Last Sunday’s Old Testament passage from Deuteronomy was a beautiful passage from Moses on how the law of God is written on our hearts, and the Gospel was the Parable of the Good Samaritan, so my guess is that nobody paid much attention to the second reading, Colossians 1:15-20. But Paul says something interesting in v. 16 that I wanted to revisit:
For in him were created all things in heaven and on earth,
the visible and the invisible,
whether thrones or dominions or principalities or powers;
all things were created through him and for him.
Paul can be hard to read, especially on issues related to modern politics. In Romans 13, he clearly argues that Christians should obey whoever is in charge, which makes that passage a darling of whoever is in charge. This verse from Colossians seems like another vote for the status quo.

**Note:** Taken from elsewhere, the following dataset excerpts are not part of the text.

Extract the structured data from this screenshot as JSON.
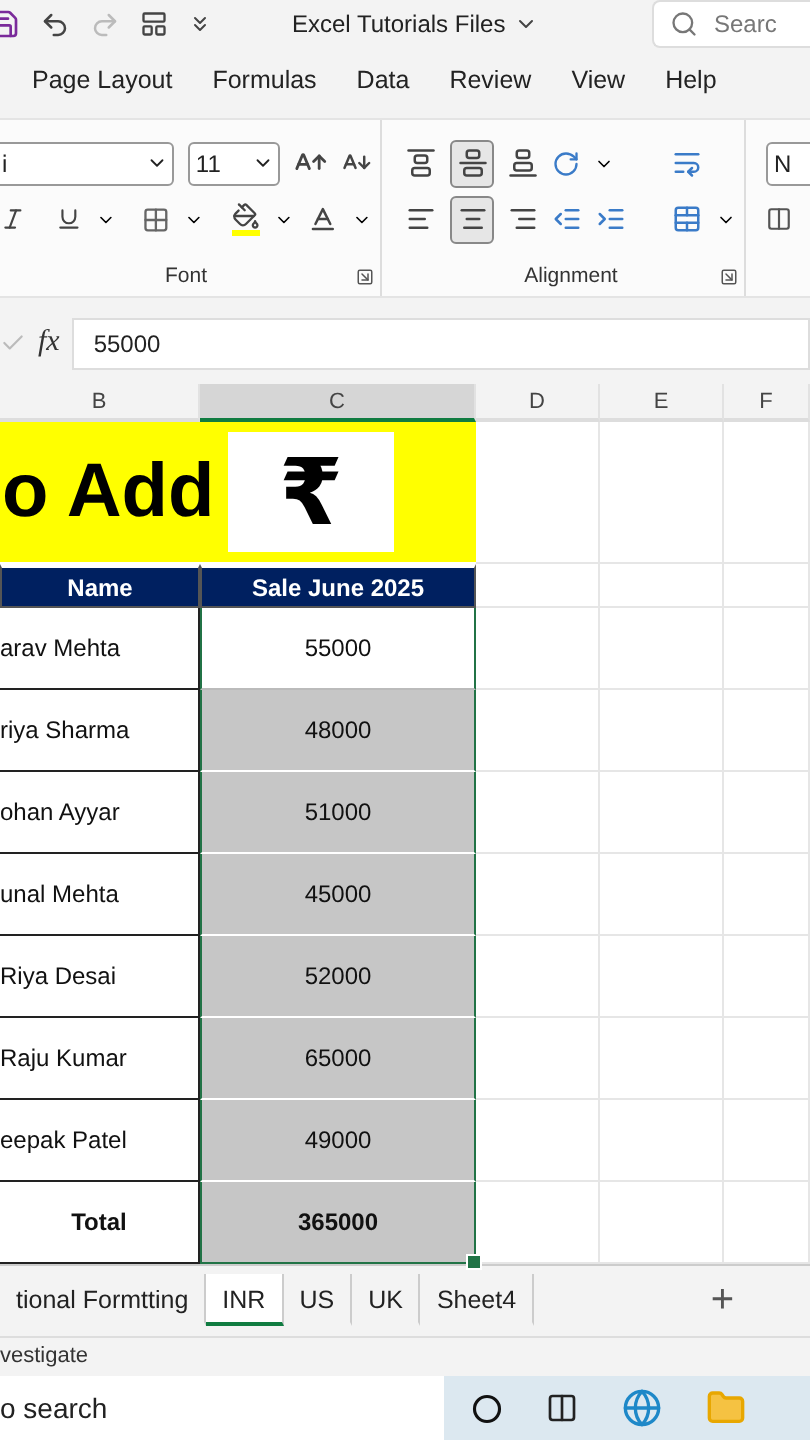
{
  "title_bar": {
    "title": "Excel Tutorials Files",
    "search": {
      "placeholder": "Searc"
    }
  },
  "ribbon_tabs": [
    {
      "label": "Page Layout",
      "selected": false
    },
    {
      "label": "Formulas",
      "selected": false
    },
    {
      "label": "Data",
      "selected": false
    },
    {
      "label": "Review",
      "selected": false
    },
    {
      "label": "View",
      "selected": false
    },
    {
      "label": "Help",
      "selected": false
    }
  ],
  "ribbon": {
    "font_name": "i",
    "font_size": "11",
    "groups": [
      "Font",
      "Alignment"
    ],
    "number_format": "N",
    "align_center_on": true,
    "align_middle_on": true
  },
  "formula_bar": {
    "fx": "fx",
    "value": "55000"
  },
  "columns": [
    {
      "label": "B",
      "selected": false
    },
    {
      "label": "C",
      "selected": true
    },
    {
      "label": "D",
      "selected": false
    },
    {
      "label": "E",
      "selected": false
    },
    {
      "label": "F",
      "selected": false
    }
  ],
  "banner": {
    "text": "o Add",
    "symbol": "₹"
  },
  "table": {
    "columns": [
      "Name",
      "Sale June 2025"
    ],
    "rows": [
      {
        "kind": "data",
        "name": "arav Mehta",
        "value": "55000",
        "active": true
      },
      {
        "kind": "data",
        "name": "riya Sharma",
        "value": "48000",
        "active": false
      },
      {
        "kind": "data",
        "name": "ohan Ayyar",
        "value": "51000",
        "active": false
      },
      {
        "kind": "data",
        "name": "unal Mehta",
        "value": "45000",
        "active": false
      },
      {
        "kind": "data",
        "name": "Riya Desai",
        "value": "52000",
        "active": false
      },
      {
        "kind": "data",
        "name": "Raju Kumar",
        "value": "65000",
        "active": false
      },
      {
        "kind": "data",
        "name": "eepak Patel",
        "value": "49000",
        "active": false
      },
      {
        "kind": "total",
        "name": "Total",
        "value": "365000",
        "active": false
      }
    ]
  },
  "sheet_tabs": [
    {
      "label": "tional Formtting",
      "selected": false
    },
    {
      "label": "INR",
      "selected": true
    },
    {
      "label": "US",
      "selected": false
    },
    {
      "label": "UK",
      "selected": false
    },
    {
      "label": "Sheet4",
      "selected": false
    }
  ],
  "add_sheet": "+",
  "status_bar": {
    "text": "vestigate"
  },
  "taskbar": {
    "search": "o search"
  }
}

It’s helpful to remember that, in Paul’s mind, the end of the world was literally upon us; Jesus’ Resurrection was understood as the first of many, with likely not much of a gap in between his Rising and a more general end-of-times resurrection. That “eschatological urgency”, as my professor Charles Talbert used to call it, is an important explanation of why bettering systems of government on a world that was rapidly passing away seemed like a distracting side quest to early Christians.
Two other things strike me about this verse, especially in light of the modern temptation to identify “Christian nations.”
First, Paul supposedly wrote this while imprisoned by the Roman government (there are some theories that this was written after his death, authored in his name by a disciple). That same government executed him, as well as most of the original apostles. During Paul’s lifetime, the Roman Empire conducted campaigns against the Jewish religious minority that didn’t discriminate between the various Judaic sects, of which Christianity was included. So it’s unrealistic to assume that Paul is saying that the God through whom “principalities and powers” exist approves of how they use their powers.
Second, Paul begins and ends the verse with “all things”. In that light, it seems to me that Paul must be saying that, yes, the US was “created through him and for him.” Regardless of which administration is in power. And the same could be said of Iran, Israel, Palestine, Ukraine, Russia, and all the others, now and for all time.
Paul is not arguing for “good guys and bad guys”. He is arguing that this world, as broken as it is, is God’s handiwork, against any Gnostic claims that this world is a Hell from which Christ will whisk us away.
Heck if I know how these all could be created through and for a loving God, even as they pummel the life out of each other. I guess we’ll have to ask God later, when we get the chance.